Ho invertito volutamente “Mors tua, vita mea”, perché credo che sia ora di affrontare quel grande protagonista delle nostre vite che è il senso di colpa.
Un grande manipolatore al quale siamo state allevate un po’ tutte. Anche qui vi farei alzare la mano… chi non si è sentita in colpa nella vita?
Gli effetti del senso di colpa sono molteplici. Talvolta sensati, perché richiamano ad un senso di responsabilità verso gli altri per le proprie azioni (ma il peso interiore è differente), talaltra ganci mortiferi.
Qui alcune riflessioni sui molteplici tentacoli che il senso di colpa affonda nelle nostre vite, quando scegliamo di aderire ai tentativi degli altri di agganciarci, facendoci appunto sentire in colpa.
Se per crescere si deve in qualche modo passare dal senso di colpa per giungere a percepire il proprio senso di responsabilità e il proprio potere, quando questo diventa invece la dominante delle nostre vite e delle nostre scelte, qualcosa non funziona.
Come ho scritto più volte, diventa necessario tradire.
Quando mi sento in colpa se dico no, quando mi sento in colpa se non amo più, quando mi sento in colpa se dico “qui mi stai facendo male”, c’è un confine che non viene messo, un’assunzione di responsabilità nei confronti di se stesse che non viene presa.
Quanta distruzione porta questo sentirsi in colpa di esistere per come si è?
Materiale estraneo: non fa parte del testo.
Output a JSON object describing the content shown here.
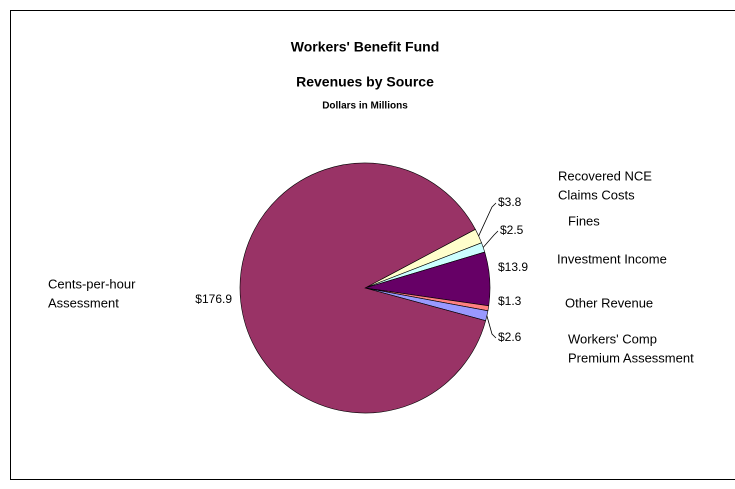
{
  "chart_data": {
    "type": "pie",
    "title": [
      "Workers' Benefit Fund",
      "Revenues by Source"
    ],
    "subtitle": "Dollars in Millions",
    "categories": [
      [
        "Recovered NCE",
        "Claims Costs"
      ],
      [
        "Fines"
      ],
      [
        "Investment Income"
      ],
      [
        "Other Revenue"
      ],
      [
        "Workers' Comp",
        "Premium Assessment"
      ],
      [
        "Cents-per-hour",
        "Assessment"
      ]
    ],
    "values": [
      3.8,
      2.5,
      13.9,
      1.3,
      2.6,
      176.9
    ],
    "value_labels": [
      "$3.8",
      "$2.5",
      "$13.9",
      "$1.3",
      "$2.6",
      "$176.9"
    ],
    "colors": [
      "#ffffcc",
      "#ccffff",
      "#660066",
      "#ff8080",
      "#9999ff",
      "#993366"
    ]
  }
}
Quanta rabbia c’è sotto? Quanto senso di colpa hai mangiato e ingoiato?
E alla fine diventa, nei peggiori dei casi, ma a volte in modo sottile e impercepibile, quel gancio che ci fa morire dentro. Il senso di colpa è un grande separatore: tiene lontana te da te. Per rimanere agganciata all’latro ti separi da te stessa.
Scelgo di sentirmi in colpa per non farti morire dentro di me e fuori di me. Perchè è come se, se ti mollassi, abbandonassi anche te dentro di me. E non potrei mai sentirmi la bambina cattiva che ti lascia. Il peso del tradimento diventerebbe troppo grande. Quindi mi spengo io, pur di non perderti e di non provare più questo peso interiore: è colpa mia se soffri, se sei triste, se non ti senti amato/a, se non sono abbastanza brava, amorevole, efficiente, se se se… se me ne vorrei andare.
La scelta di vivere è difficile all’interno di questa logica. Perchè alla fine nel senso di colpa c’è tanta rabbia, alla fine nel senso di colpa c’è quella folle convinzione che solo così potremo essere amate e che da noi dipende la sopravvivenza dell’altro. Meglio quindi morire dentro giorno dopo giorno, tra le denigrazioni e il non amore, che portare il peso di lasciar andare chi ci sta consumando.
Mi sento in colpa di stare male, mi sento in colpa di non essere come tu mi vorresti, mi sento in colpa se vorrei respirare, sbagliare, andarmene da te. Perchè è colpa mia se reagisco così: tu sei perfetto/a. L’idea che ho di te non posso farla morire di fronte alla realtà dei tuoi comportamenti che mi fanno soffrire. E allora scelgo di sentirmi in colpa per non farti crollare, prima di tutto in me. Insomma ti giustifico, così ti salvo e così paradossalmente salvo me stessa, dalla realtà, dalla delusione, dall’amarezza. Quale? Quella che nasce dallo scoprire che non eri come io avevo pensato o creduto. Dal rendermi conto che io non ti voglio, che voglio altro, come gioia, leggerezza, respirare a pieni polmoni, essere felice.
La scelta della mia vita allora passa da qua: dal lasciar andare il senso di colpa che mi tiene legata a te. Dallo scegliere di vivere, portando magari un altro peso, che però passa più in fretta e aiuta ad evolvere. Quello di quei sentimenti reali che lui, caro amato senso di colpa, nasconde. Come delusione ad esempio, riconoscimento della fallibilità degli altri, e reale assunzione della responsabilità di quello che non vogliamo per noi.
Come lasciarlo andare per la sua strada, cioè a morire? Smettere di permettere che logori giorno dopo giorno il nostro respiro?
Chiedendosi semplicemente: io che cosa voglio? Io come sto?
A che cosa mi serve il senso di colpa?
E fidandosi di sé, dei propri sentimenti, dandosi il permesso di sentire quello che sentiamo.